Diagnosing Gluten Intolerance Is Harder
There is no blood test or biopsy that can confirm NCGS. Diagnosis is entirely a process of exclusion and observation. First, celiac disease and wheat allergy must be ruled out through standard testing while you’re still eating gluten. If both are negative but you consistently feel worse after eating gluten-containing foods, NCGS becomes a possibility.
The most rigorous diagnostic protocol, established by an international expert panel in Salerno, Italy, involves two steps. In step one, you track your symptoms on a standardized scale for at least two weeks while eating gluten normally, then switch to a strict gluten-free diet for at least six weeks. A meaningful response is defined as at least a 30% reduction in your primary symptoms for at least half the observation period.
Step two is a blinded gluten challenge. You consume either gluten (about 8 grams per day, roughly equivalent to two slices of bread) or a placebo for one week, take a one-week break, and then switch to the other. Neither you nor the person administering the test knows which is which. If your symptoms are at least 30% worse during the gluten week compared to the placebo week, the diagnosis is confirmed. In practice, most people outside of research settings are diagnosed based on the elimination and reintroduction pattern alone, without the formal blinded challenge.
Treatment Looks Similar but Differs in Strictness
Both conditions are managed by removing gluten from the diet. For celiac disease, this is non-negotiable and lifelong. Even small amounts of gluten, including trace contamination from shared cooking surfaces or ingredients, can trigger the autoimmune response and sustain intestinal damage, sometimes without noticeable symptoms. People with celiac need to be vigilant about cross-contamination in restaurants, packaged foods, and even medications or supplements that may contain gluten-based fillers.
For NCGS, the picture is less rigid. Because there’s no intestinal damage accumulating silently, the consequences of occasional small exposures are primarily symptomatic. Some people with NCGS find they can tolerate small amounts of gluten or certain types of wheat products without triggering symptoms. Others are just as sensitive as someone with celiac in terms of how they feel, even though the underlying damage isn’t occurring. The threshold varies from person to person, and some researchers suspect that components of wheat other than gluten itself (such as certain fermentable carbohydrates) may be responsible for symptoms in a subset of people diagnosed with NCGS.
Why Getting the Right Diagnosis Matters
If you feel better on a gluten-free diet, it can be tempting to skip the testing and just avoid gluten.
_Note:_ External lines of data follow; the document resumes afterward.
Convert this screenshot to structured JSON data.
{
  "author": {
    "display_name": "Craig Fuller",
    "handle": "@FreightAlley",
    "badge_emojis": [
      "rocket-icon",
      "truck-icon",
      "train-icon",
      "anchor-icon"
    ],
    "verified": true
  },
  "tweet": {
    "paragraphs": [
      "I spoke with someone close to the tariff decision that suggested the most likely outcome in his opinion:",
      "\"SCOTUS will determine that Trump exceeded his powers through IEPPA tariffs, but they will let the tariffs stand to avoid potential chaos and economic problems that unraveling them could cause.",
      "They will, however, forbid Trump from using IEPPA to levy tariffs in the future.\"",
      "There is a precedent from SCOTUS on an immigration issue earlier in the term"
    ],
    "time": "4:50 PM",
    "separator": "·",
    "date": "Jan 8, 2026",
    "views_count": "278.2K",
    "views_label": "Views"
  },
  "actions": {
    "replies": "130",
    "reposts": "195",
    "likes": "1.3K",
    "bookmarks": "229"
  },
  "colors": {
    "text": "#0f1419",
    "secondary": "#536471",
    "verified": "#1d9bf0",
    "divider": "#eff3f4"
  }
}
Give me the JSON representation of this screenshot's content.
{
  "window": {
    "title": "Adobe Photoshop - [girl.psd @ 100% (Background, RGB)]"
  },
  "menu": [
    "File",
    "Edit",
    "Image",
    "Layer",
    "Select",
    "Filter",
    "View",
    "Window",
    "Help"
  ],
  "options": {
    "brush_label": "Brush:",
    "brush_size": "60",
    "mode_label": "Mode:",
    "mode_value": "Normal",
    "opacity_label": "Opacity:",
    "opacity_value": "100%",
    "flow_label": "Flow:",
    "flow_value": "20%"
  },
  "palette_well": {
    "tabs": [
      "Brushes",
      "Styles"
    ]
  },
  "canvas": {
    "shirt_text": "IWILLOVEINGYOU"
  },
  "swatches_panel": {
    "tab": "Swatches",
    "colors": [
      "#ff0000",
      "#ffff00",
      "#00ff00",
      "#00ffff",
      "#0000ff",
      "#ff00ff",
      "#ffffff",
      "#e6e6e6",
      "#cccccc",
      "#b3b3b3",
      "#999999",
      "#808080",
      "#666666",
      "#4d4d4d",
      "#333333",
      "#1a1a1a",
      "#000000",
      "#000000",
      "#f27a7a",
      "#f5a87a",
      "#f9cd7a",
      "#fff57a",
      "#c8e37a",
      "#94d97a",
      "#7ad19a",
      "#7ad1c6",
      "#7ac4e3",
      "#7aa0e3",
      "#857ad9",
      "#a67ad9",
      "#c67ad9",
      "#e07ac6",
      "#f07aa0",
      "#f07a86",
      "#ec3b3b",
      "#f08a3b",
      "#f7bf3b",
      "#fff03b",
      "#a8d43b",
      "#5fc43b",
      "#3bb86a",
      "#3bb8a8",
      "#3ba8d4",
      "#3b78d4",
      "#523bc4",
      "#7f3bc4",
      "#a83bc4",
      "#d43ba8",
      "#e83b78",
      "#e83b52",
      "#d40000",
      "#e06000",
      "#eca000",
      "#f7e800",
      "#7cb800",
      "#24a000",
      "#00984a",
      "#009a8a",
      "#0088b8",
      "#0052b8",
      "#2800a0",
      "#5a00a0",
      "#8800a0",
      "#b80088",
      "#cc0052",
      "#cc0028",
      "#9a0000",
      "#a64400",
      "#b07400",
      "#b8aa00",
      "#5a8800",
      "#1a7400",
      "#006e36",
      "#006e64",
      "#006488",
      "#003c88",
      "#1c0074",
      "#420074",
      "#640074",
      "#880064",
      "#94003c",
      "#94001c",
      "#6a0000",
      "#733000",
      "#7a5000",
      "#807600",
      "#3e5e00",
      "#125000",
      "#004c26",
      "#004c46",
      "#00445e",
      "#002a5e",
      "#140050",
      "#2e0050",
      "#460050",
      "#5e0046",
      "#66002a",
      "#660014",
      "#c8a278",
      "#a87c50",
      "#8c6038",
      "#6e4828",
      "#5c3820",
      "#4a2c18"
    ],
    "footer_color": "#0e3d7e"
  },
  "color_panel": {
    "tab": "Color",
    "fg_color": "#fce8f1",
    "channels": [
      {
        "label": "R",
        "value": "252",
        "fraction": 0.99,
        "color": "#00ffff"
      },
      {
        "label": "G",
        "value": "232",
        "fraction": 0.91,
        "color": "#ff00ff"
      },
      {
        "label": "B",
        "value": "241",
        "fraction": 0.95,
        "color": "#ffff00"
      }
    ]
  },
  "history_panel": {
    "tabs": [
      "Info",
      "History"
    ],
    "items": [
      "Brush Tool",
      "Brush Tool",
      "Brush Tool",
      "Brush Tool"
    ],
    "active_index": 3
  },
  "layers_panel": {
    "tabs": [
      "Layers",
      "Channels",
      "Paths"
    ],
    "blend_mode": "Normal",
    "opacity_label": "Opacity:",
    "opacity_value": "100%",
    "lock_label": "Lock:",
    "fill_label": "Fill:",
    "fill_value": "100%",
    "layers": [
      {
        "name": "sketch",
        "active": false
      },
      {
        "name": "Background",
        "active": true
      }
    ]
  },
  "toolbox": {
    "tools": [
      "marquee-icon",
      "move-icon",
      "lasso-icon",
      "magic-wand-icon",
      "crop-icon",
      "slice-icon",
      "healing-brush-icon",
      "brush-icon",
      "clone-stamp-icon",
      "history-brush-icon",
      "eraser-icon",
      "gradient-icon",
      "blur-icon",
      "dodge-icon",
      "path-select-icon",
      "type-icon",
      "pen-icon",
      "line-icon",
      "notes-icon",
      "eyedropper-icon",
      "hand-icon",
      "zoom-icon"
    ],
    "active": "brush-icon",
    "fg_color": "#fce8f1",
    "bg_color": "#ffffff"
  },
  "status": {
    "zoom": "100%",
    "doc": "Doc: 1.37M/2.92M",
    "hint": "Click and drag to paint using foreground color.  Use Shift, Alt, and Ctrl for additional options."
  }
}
But knowing which condition you’re dealing with changes your medical care in meaningful ways. A celiac diagnosis means you’ll need periodic monitoring for nutritional deficiencies, bone density loss, and other complications. Your first-degree relatives (parents, siblings, children) have a significantly elevated risk and may benefit from screening. And the level of dietary strictness required is genuinely different: for celiac, even 50 milligrams of gluten (a small breadcrumb’s worth) can cause measurable intestinal damage.
If your issue is NCGS rather than celiac, you avoid unnecessary anxiety about trace contamination, and you and your doctor can explore whether other dietary factors, like FODMAPs or wheat proteins other than gluten, might be contributing to your symptoms. Either way, getting tested before going gluten-free gives you the clearest answer, since removing gluten can make celiac testing unreliable.